I found everybody to be very nice. My Kaiwa partner is also a member which is very nice. As the official University teams are off limits to non students, the circle has a large number of foreigners as well. Despite this, I appreciate that the lessons are taught only in Japanese.
The instructor is named Yamashiki Sensei. He often tries to speak English to me. Although there is an instructor assigned for our club, being a circle it is largely run by the students and in particular the club leader or bucho. While the flexibility of the club is nice, it could be better organized. In the US, we trained in kata which is a sequence of predetermined movements. That practice was done as a group with detailed instruction from the teacher. However Kyoto University’s circle is much more focused on kumite or partner training.
Japanese club culture is very strong.
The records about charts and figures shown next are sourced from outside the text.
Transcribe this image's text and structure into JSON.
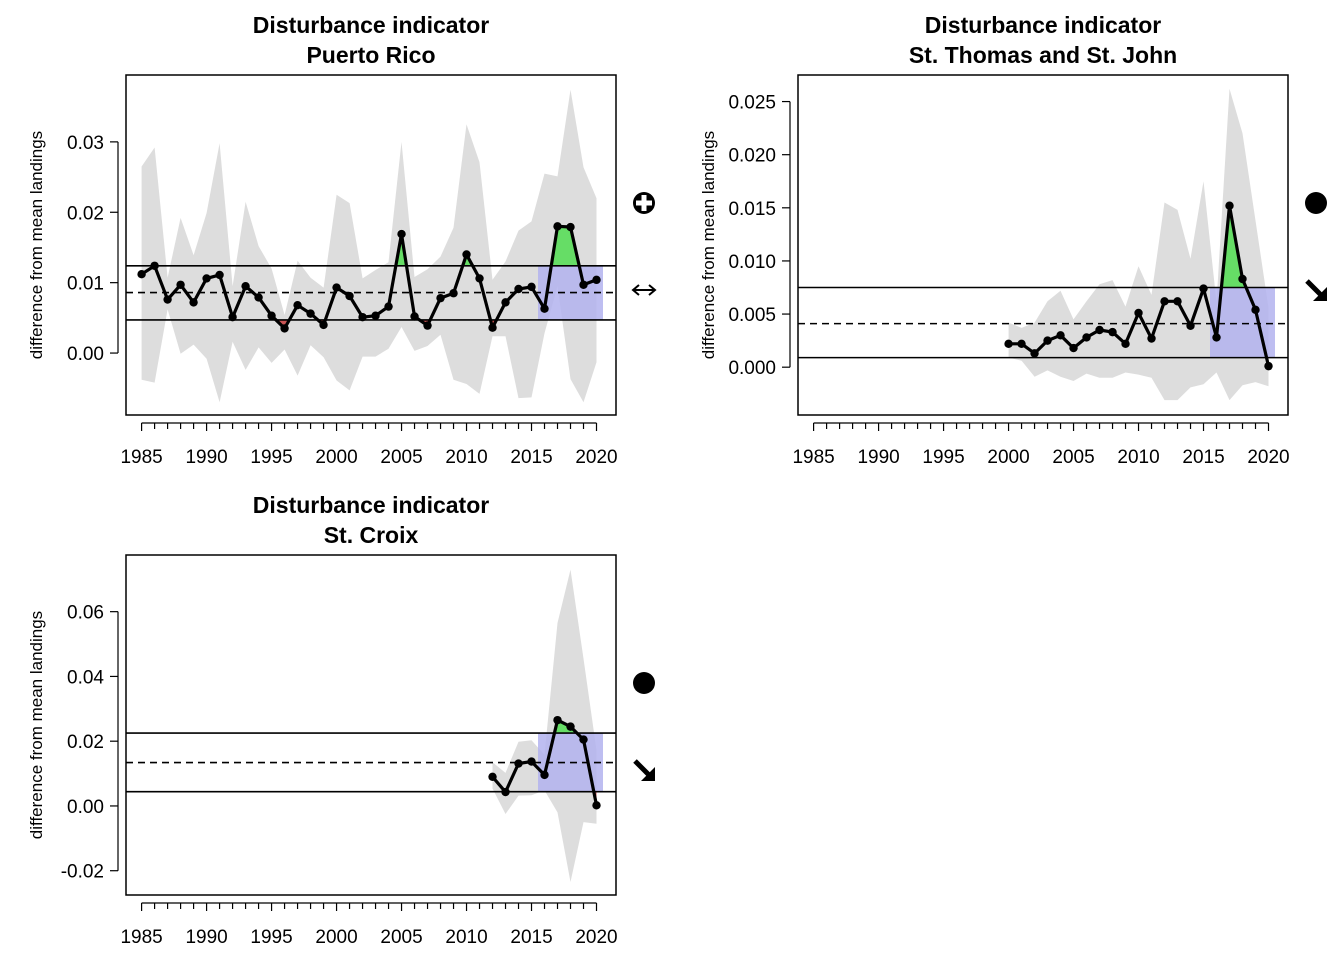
{
  "figure": {
    "colors": {
      "band": "#dddddd",
      "above": "#66dd66",
      "below": "#cc5555",
      "recent": "#b3b3ee",
      "line": "#000000"
    },
    "ylabel": "difference from mean landings"
  },
  "chart_data": [
    {
      "type": "line",
      "title": "Disturbance indicator",
      "subtitle": "Puerto Rico",
      "xlabel": "",
      "ylabel": "difference from mean landings",
      "xlim": [
        1983.8,
        2021.5
      ],
      "ylim": [
        -0.0088,
        0.0395
      ],
      "xticks": [
        1985,
        1990,
        1995,
        2000,
        2005,
        2010,
        2015,
        2020
      ],
      "yticks": [
        0.0,
        0.01,
        0.02,
        0.03
      ],
      "ytick_labels": [
        "0.00",
        "0.01",
        "0.02",
        "0.03"
      ],
      "x": [
        1985,
        1986,
        1987,
        1988,
        1989,
        1990,
        1991,
        1992,
        1993,
        1994,
        1995,
        1996,
        1997,
        1998,
        1999,
        2000,
        2001,
        2002,
        2003,
        2004,
        2005,
        2006,
        2007,
        2008,
        2009,
        2010,
        2011,
        2012,
        2013,
        2014,
        2015,
        2016,
        2017,
        2018,
        2019,
        2020
      ],
      "values": [
        0.0112,
        0.0124,
        0.0076,
        0.0097,
        0.0072,
        0.0106,
        0.0111,
        0.0051,
        0.0095,
        0.0079,
        0.0053,
        0.0035,
        0.0068,
        0.0056,
        0.004,
        0.0093,
        0.0081,
        0.0051,
        0.0053,
        0.0066,
        0.0169,
        0.0052,
        0.0039,
        0.0078,
        0.0085,
        0.014,
        0.0106,
        0.0036,
        0.0072,
        0.0091,
        0.0094,
        0.0063,
        0.018,
        0.0179,
        0.0097,
        0.0104
      ],
      "band_upper": [
        0.0265,
        0.0292,
        0.0107,
        0.0192,
        0.0139,
        0.0199,
        0.0298,
        0.0095,
        0.0215,
        0.0152,
        0.012,
        0.0054,
        0.0131,
        0.0107,
        0.0093,
        0.0225,
        0.0213,
        0.0106,
        0.0118,
        0.0129,
        0.03,
        0.0108,
        0.0119,
        0.0137,
        0.0178,
        0.0325,
        0.0271,
        0.0104,
        0.013,
        0.0174,
        0.0187,
        0.0255,
        0.0251,
        0.0374,
        0.0264,
        0.022
      ],
      "band_lower": [
        -0.0038,
        -0.0042,
        0.0062,
        -0.0001,
        0.0012,
        -0.0008,
        -0.007,
        0.0016,
        -0.0024,
        0.0008,
        -0.0014,
        0.0005,
        -0.0032,
        0.0011,
        -0.0006,
        -0.0039,
        -0.0053,
        -0.0005,
        -0.0005,
        0.0006,
        0.0037,
        0.0003,
        0.001,
        0.0026,
        -0.0038,
        -0.0044,
        -0.0058,
        0.0024,
        0.0024,
        -0.0064,
        -0.0063,
        0.0028,
        0.0095,
        -0.0037,
        -0.007,
        -0.0013
      ],
      "mean": 0.0086,
      "upper_sd": 0.0124,
      "lower_sd": 0.0047,
      "recent_window": [
        2015.5,
        2020.5
      ],
      "trend_mean_symbol": "plus-circle",
      "trend_slope_symbol": "left-right-arrow"
    },
    {
      "type": "line",
      "title": "Disturbance indicator",
      "subtitle": "St. Thomas and St. John",
      "xlabel": "",
      "ylabel": "difference from mean landings",
      "xlim": [
        1983.8,
        2021.5
      ],
      "ylim": [
        -0.0045,
        0.0275
      ],
      "xticks": [
        1985,
        1990,
        1995,
        2000,
        2005,
        2010,
        2015,
        2020
      ],
      "yticks": [
        0.0,
        0.005,
        0.01,
        0.015,
        0.02,
        0.025
      ],
      "ytick_labels": [
        "0.000",
        "0.005",
        "0.010",
        "0.015",
        "0.020",
        "0.025"
      ],
      "x": [
        2000,
        2001,
        2002,
        2003,
        2004,
        2005,
        2006,
        2007,
        2008,
        2009,
        2010,
        2011,
        2012,
        2013,
        2014,
        2015,
        2016,
        2017,
        2018,
        2019,
        2020
      ],
      "values": [
        0.0022,
        0.0022,
        0.0013,
        0.0025,
        0.003,
        0.0018,
        0.0028,
        0.0035,
        0.0033,
        0.0022,
        0.0051,
        0.0027,
        0.0062,
        0.0062,
        0.0039,
        0.0074,
        0.0028,
        0.0152,
        0.0083,
        0.0054,
        0.0001
      ],
      "band_upper": [
        0.0042,
        0.0037,
        0.0042,
        0.0062,
        0.0072,
        0.0045,
        0.0062,
        0.0078,
        0.0082,
        0.0057,
        0.0095,
        0.0068,
        0.0155,
        0.0148,
        0.0102,
        0.0175,
        0.0061,
        0.0262,
        0.022,
        0.0138,
        0.0056
      ],
      "band_lower": [
        0.0009,
        0.0006,
        -0.0009,
        -0.0003,
        -0.0009,
        -0.0013,
        -0.0006,
        -0.001,
        -0.001,
        -0.0005,
        -0.0007,
        -0.001,
        -0.0031,
        -0.0031,
        -0.0019,
        -0.0016,
        -0.0005,
        -0.0031,
        -0.0017,
        -0.0014,
        -0.0018
      ],
      "mean": 0.0041,
      "upper_sd": 0.0075,
      "lower_sd": 0.0009,
      "recent_window": [
        2015.5,
        2020.5
      ],
      "trend_mean_symbol": "filled-circle",
      "trend_slope_symbol": "down-arrow"
    },
    {
      "type": "line",
      "title": "Disturbance indicator",
      "subtitle": "St. Croix",
      "xlabel": "",
      "ylabel": "difference from mean landings",
      "xlim": [
        1983.8,
        2021.5
      ],
      "ylim": [
        -0.0275,
        0.0775
      ],
      "xticks": [
        1985,
        1990,
        1995,
        2000,
        2005,
        2010,
        2015,
        2020
      ],
      "yticks": [
        -0.02,
        0.0,
        0.02,
        0.04,
        0.06
      ],
      "ytick_labels": [
        "-0.02",
        "0.00",
        "0.02",
        "0.04",
        "0.06"
      ],
      "x": [
        2012,
        2013,
        2014,
        2015,
        2016,
        2017,
        2018,
        2019,
        2020
      ],
      "values": [
        0.009,
        0.0043,
        0.0131,
        0.0137,
        0.0096,
        0.0265,
        0.0245,
        0.0205,
        0.0002
      ],
      "band_upper": [
        0.0135,
        0.0102,
        0.0198,
        0.0203,
        0.0158,
        0.0565,
        0.073,
        0.0455,
        0.0172
      ],
      "band_lower": [
        0.0054,
        -0.0025,
        0.0032,
        0.0033,
        0.0048,
        -0.002,
        -0.0235,
        -0.005,
        -0.0055
      ],
      "mean": 0.0134,
      "upper_sd": 0.0225,
      "lower_sd": 0.0044,
      "recent_window": [
        2015.5,
        2020.5
      ],
      "trend_mean_symbol": "filled-circle",
      "trend_slope_symbol": "down-arrow"
    }
  ]
}
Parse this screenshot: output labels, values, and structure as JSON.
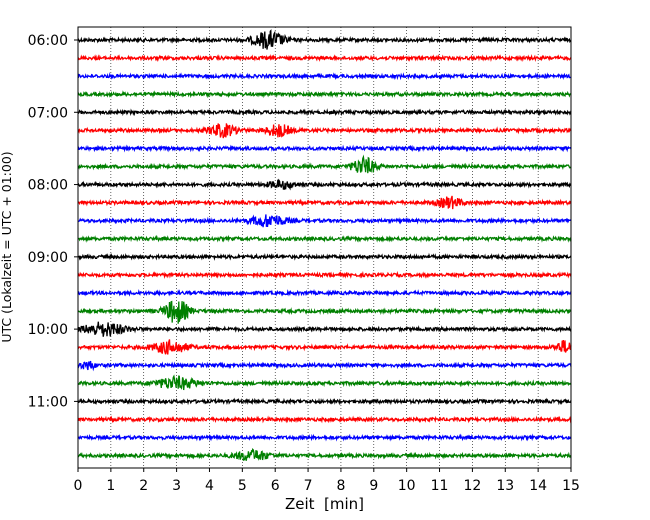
{
  "chart_data": {
    "type": "line",
    "subtype": "helicorder",
    "xlabel": "Zeit  [min]",
    "ylabel": "UTC (Lokalzeit = UTC + 01:00)",
    "xlim": [
      0,
      15
    ],
    "xticks": [
      0,
      1,
      2,
      3,
      4,
      5,
      6,
      7,
      8,
      9,
      10,
      11,
      12,
      13,
      14,
      15
    ],
    "ytick_labels": [
      "06:00",
      "07:00",
      "08:00",
      "09:00",
      "10:00",
      "11:00"
    ],
    "row_minutes": 15,
    "start_time": "06:00",
    "row_count": 24,
    "grid": "vertical dotted",
    "colors": [
      "#000000",
      "#ff0000",
      "#0000ff",
      "#008000"
    ],
    "series": [
      {
        "time": "06:00",
        "color": "#000000",
        "events": [
          {
            "t": 5.8,
            "amp": 2.0,
            "width": 0.9
          }
        ]
      },
      {
        "time": "06:15",
        "color": "#ff0000",
        "events": []
      },
      {
        "time": "06:30",
        "color": "#0000ff",
        "events": []
      },
      {
        "time": "06:45",
        "color": "#008000",
        "events": []
      },
      {
        "time": "07:00",
        "color": "#000000",
        "events": []
      },
      {
        "time": "07:15",
        "color": "#ff0000",
        "events": [
          {
            "t": 4.4,
            "amp": 1.5,
            "width": 0.8
          },
          {
            "t": 6.1,
            "amp": 1.4,
            "width": 0.7
          }
        ]
      },
      {
        "time": "07:30",
        "color": "#0000ff",
        "events": []
      },
      {
        "time": "07:45",
        "color": "#008000",
        "events": [
          {
            "t": 8.7,
            "amp": 2.0,
            "width": 0.7
          }
        ]
      },
      {
        "time": "08:00",
        "color": "#000000",
        "events": [
          {
            "t": 6.2,
            "amp": 0.9,
            "width": 0.8
          }
        ]
      },
      {
        "time": "08:15",
        "color": "#ff0000",
        "events": [
          {
            "t": 11.3,
            "amp": 1.3,
            "width": 0.7
          }
        ]
      },
      {
        "time": "08:30",
        "color": "#0000ff",
        "events": [
          {
            "t": 5.8,
            "amp": 1.4,
            "width": 1.0
          }
        ]
      },
      {
        "time": "08:45",
        "color": "#008000",
        "events": []
      },
      {
        "time": "09:00",
        "color": "#000000",
        "events": []
      },
      {
        "time": "09:15",
        "color": "#ff0000",
        "events": []
      },
      {
        "time": "09:30",
        "color": "#0000ff",
        "events": []
      },
      {
        "time": "09:45",
        "color": "#008000",
        "events": [
          {
            "t": 3.0,
            "amp": 2.8,
            "width": 0.7
          }
        ]
      },
      {
        "time": "10:00",
        "color": "#000000",
        "events": [
          {
            "t": 0.8,
            "amp": 1.6,
            "width": 1.2
          }
        ]
      },
      {
        "time": "10:15",
        "color": "#ff0000",
        "events": [
          {
            "t": 2.8,
            "amp": 1.5,
            "width": 1.0
          },
          {
            "t": 14.8,
            "amp": 1.4,
            "width": 0.5
          }
        ]
      },
      {
        "time": "10:30",
        "color": "#0000ff",
        "events": [
          {
            "t": 0.3,
            "amp": 1.0,
            "width": 0.4
          }
        ]
      },
      {
        "time": "10:45",
        "color": "#008000",
        "events": [
          {
            "t": 3.0,
            "amp": 1.4,
            "width": 1.2
          }
        ]
      },
      {
        "time": "11:00",
        "color": "#000000",
        "events": []
      },
      {
        "time": "11:15",
        "color": "#ff0000",
        "events": []
      },
      {
        "time": "11:30",
        "color": "#0000ff",
        "events": []
      },
      {
        "time": "11:45",
        "color": "#008000",
        "events": [
          {
            "t": 5.3,
            "amp": 1.2,
            "width": 1.0
          }
        ]
      }
    ]
  }
}
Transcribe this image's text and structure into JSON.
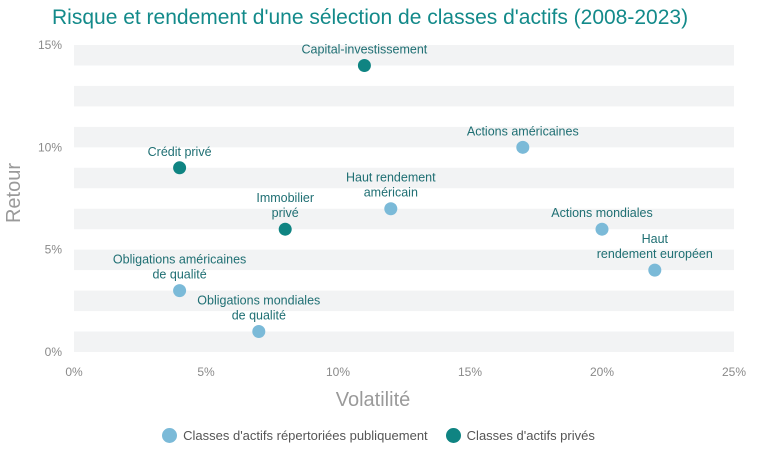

After deciding on a particular club or circle, you are expected to maintain a degree of loyalty to the group. However being accepted into the group is very rewarding.
I am looking forward to the end of the year’s bonenkai which is typical for Japanese clubs or businesses.
Training twice a week in Karate has been a good addition to my stay in Kyoto.

John Miller: Practicing at Kyoto University Karate Club” への2件のコメント

  1. You said that the club is mostly foreigners, so do the Japanese students that go there speak English? Is the high percentage of foreigners one of the draws of the club?

    • Actually most of the Japanese kids do not speak English. The Chinese kids speak Japanese well. There is a French guy who speaks Japanese well also. However the Canadian and the German exchange student do not speak Japanese. The club is have distinct cliques between the Japanese kids who do not speak English and the foreigners and the Japanese kids are more interested in foreigners.
      When I began the semester, there were actually not very many foreigners. It has only been in the second half of the semester that more began coming in.